A sequence can be long, but the state has fixed dimension:

\[ x_k\in\R^N. \]

The state cannot store the whole input history

\[ u_0,u_1,\dots,u_k \]

as a list. It can only store \(N\) numbers derived from that history.

For the linear state space models considered here, compression into a fixed-dimensional state constrains what the model can represent. Two histories that produce the same state cannot be distinguished by the model from that time onward. Future outputs depend on the past only through the state.

The state update and the interpretation of the state must be chosen together.

An arbitrary state matrix gives an arbitrary memory. Some modes may decay too quickly.

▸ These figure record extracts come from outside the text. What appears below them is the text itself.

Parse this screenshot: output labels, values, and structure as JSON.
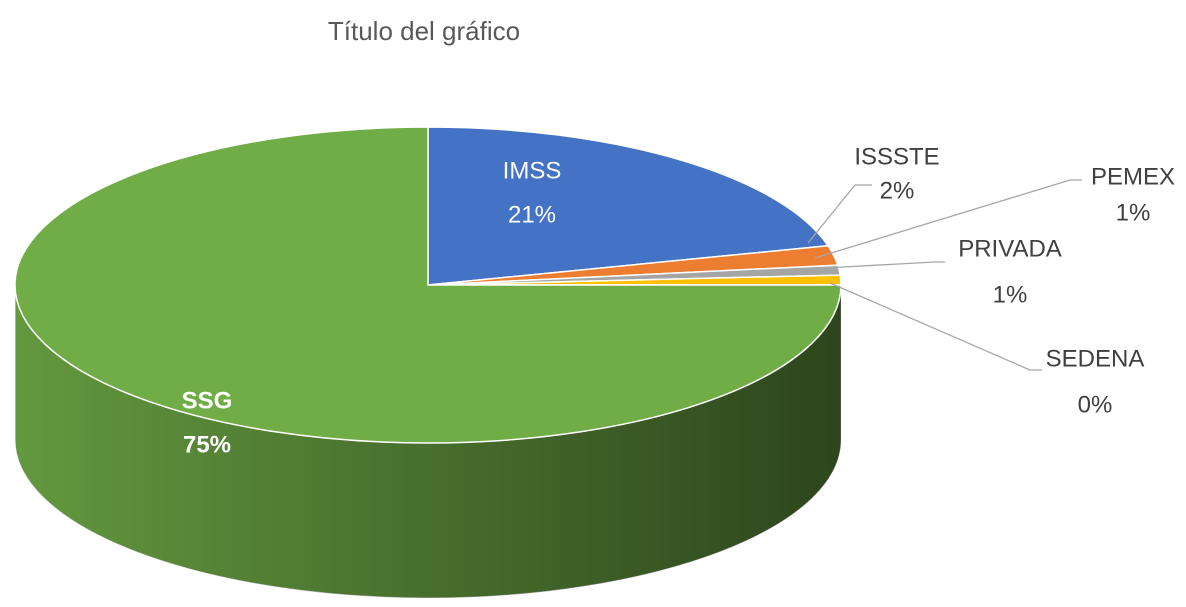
{
  "chart_data": {
    "type": "pie",
    "title": "Título del gráfico",
    "categories": [
      "IMSS",
      "ISSSTE",
      "PEMEX",
      "PRIVADA",
      "SEDENA",
      "SSG"
    ],
    "values": [
      21,
      2,
      1,
      1,
      0,
      75
    ],
    "value_labels": [
      "21%",
      "2%",
      "1%",
      "1%",
      "0%",
      "75%"
    ],
    "colors": [
      "#4472c4",
      "#ed7d31",
      "#a5a5a5",
      "#ffc000",
      "#5b9bd5",
      "#70ad47"
    ]
  }
}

Some may preserve information without separating different parts of the past. Some may separate histories in exact arithmetic but lose that separation to rounding error. A useful state should spend its \(N\) coordinates on complementary summaries of the input history.

7.2 Slow decay is not enough

The simplest one-coordinate memory is a single decaying mode:

\[ x'(t)=ax(t)+bu(t), \qquad a<0. \]

With zero initial state,

\[ x(t)=\int_0^t e^{a(t-s)}bu(s)\,\dd s. \]

The state is an exponentially weighted average of the past. Making \(a\) closer to zero makes the memory longer, because the exponential decays more slowly.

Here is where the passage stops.